THE MARK 6 MAGNETIC INFLUENCE EXPLODER, A LITTLE PREMATURE. Charles R. Gundersen & Jerry E. Armstrong, April 26, 2012. Published by the Naval Undersea Museum

Drawing title: Mk 6 - 2A & B Exploder, Schematic Diagram Ordnance Drawing Number: 352833. Release Date: August 14, 1943 FIGURE 1. EXPLODER CIRCUIT DRAWING

Introduction Two Mark 6 Exploder drawings for the Mark 14 Torpedo were discovered in the Naval Undersea Museum library during the course of some volunteer work in 2011. The thought immediately came to mind: could these drawings show the details of the errant Magnetic Influence Exploder? Might these drawing help explain the poor performance of the exploder? That infamous piece of hardware sure plagued our submarine force during the early part of World War II in the Pacific. And may have caused the war to be needlessly extended and led to the destruction of some of our submarines. Early on the exploder’s behavior was so poor that only one ship out of the 80-ship invasion fleet was sunk by U.S. Navy submarines in their vain effort to disrupt the Japanese invasion of the Philippine Islands in December 1941.1 The first drawing, Mk 6-2A & B Exploder Schematic Diag. (Ordnance Drawing Number 352833), shows the electric circuit of the exploder.

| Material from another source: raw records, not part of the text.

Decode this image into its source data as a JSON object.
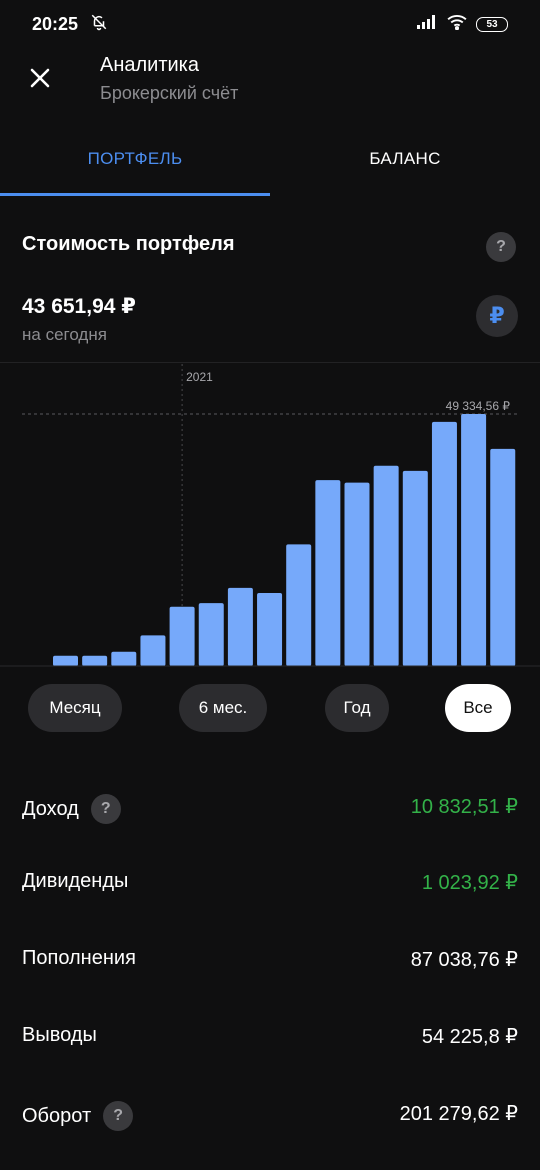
{
  "status_bar": {
    "time": "20:25",
    "battery": "53"
  },
  "header": {
    "title": "Аналитика",
    "subtitle": "Брокерский счёт"
  },
  "tabs": [
    {
      "label": "ПОРТФЕЛЬ",
      "active": true
    },
    {
      "label": "БАЛАНС",
      "active": false
    }
  ],
  "portfolio": {
    "title": "Стоимость портфеля",
    "value": "43 651,94 ₽",
    "caption": "на сегодня",
    "currency_symbol": "₽"
  },
  "chart_data": {
    "type": "bar",
    "year_marker": "2021",
    "max_label": "49 334,56 ₽",
    "values": [
      2000,
      2000,
      2800,
      6000,
      11600,
      12300,
      15300,
      14300,
      23800,
      36400,
      35900,
      39200,
      38200,
      47800,
      49334.56,
      42500
    ],
    "ylim": [
      0,
      49334.56
    ],
    "bar_color": "#76a9fa",
    "year_marker_index": 4
  },
  "periods": [
    {
      "label": "Месяц",
      "selected": false
    },
    {
      "label": "6 мес.",
      "selected": false
    },
    {
      "label": "Год",
      "selected": false
    },
    {
      "label": "Все",
      "selected": true
    }
  ],
  "stats": [
    {
      "label": "Доход",
      "value": "10 832,51 ₽",
      "green": true,
      "help": true
    },
    {
      "label": "Дивиденды",
      "value": "1 023,92 ₽",
      "green": true,
      "help": false
    },
    {
      "label": "Пополнения",
      "value": "87 038,76 ₽",
      "green": false,
      "help": false
    },
    {
      "label": "Выводы",
      "value": "54 225,8 ₽",
      "green": false,
      "help": false
    },
    {
      "label": "Оборот",
      "value": "201 279,62 ₽",
      "green": false,
      "help": true
    }
  ],
  "colors": {
    "accent": "#4c8ef0",
    "positive": "#33b249",
    "background": "#0f0f10"
  }
}
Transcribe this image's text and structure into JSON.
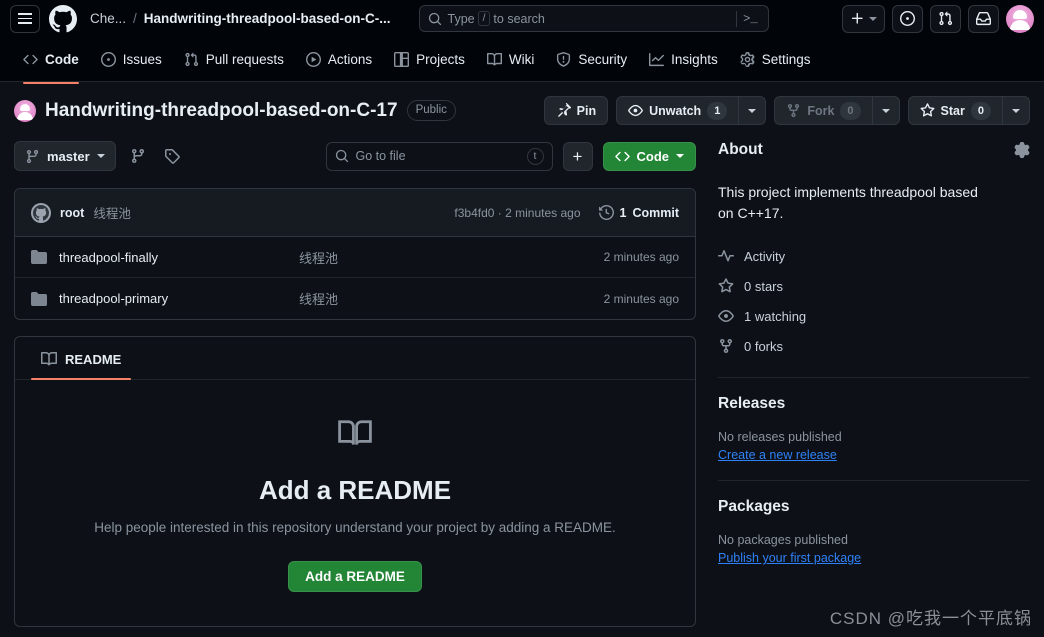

The second drawing, Wiring Layout Mk 6-2A & 6-2B Exploder (Ordnance Drawing Number 310311), shows the layout of the circuit components. Both drawings were prepared by the Naval Torpedo Station, Newport, Rhode Island, and released on August 14, 1943. The electronic details of these drawings are shown in Figures 1 and 2. Figure 3 shows the location of the exploder within the torpedo’s warhead. Advantages of Magnetic Influence as a Torpedo Exploder As a passive device the Mark 6 Exploder did not emit any type of search signal into the water. It relied on the target’s own magnetic field and on how that field interacted with the earth’s magnetic field (the superposition of the two fields). As a proximity fuze it was not supposed to touch the target ship’s hull in order to explode. Such a fuze would be invaluable in a number of situations. It could counter the increasing armor plating used on capital ships to strengthen their sides against torpedo attacks by allowing a torpedo to explode under the hull at the keel, in an attempt to produce

1 Anthony Newpower, Iron Men and Tin Fish, The Race to Build a Better Torpedo During World War II (Annapolis, MD: Naval Institute Press, 2006), 108.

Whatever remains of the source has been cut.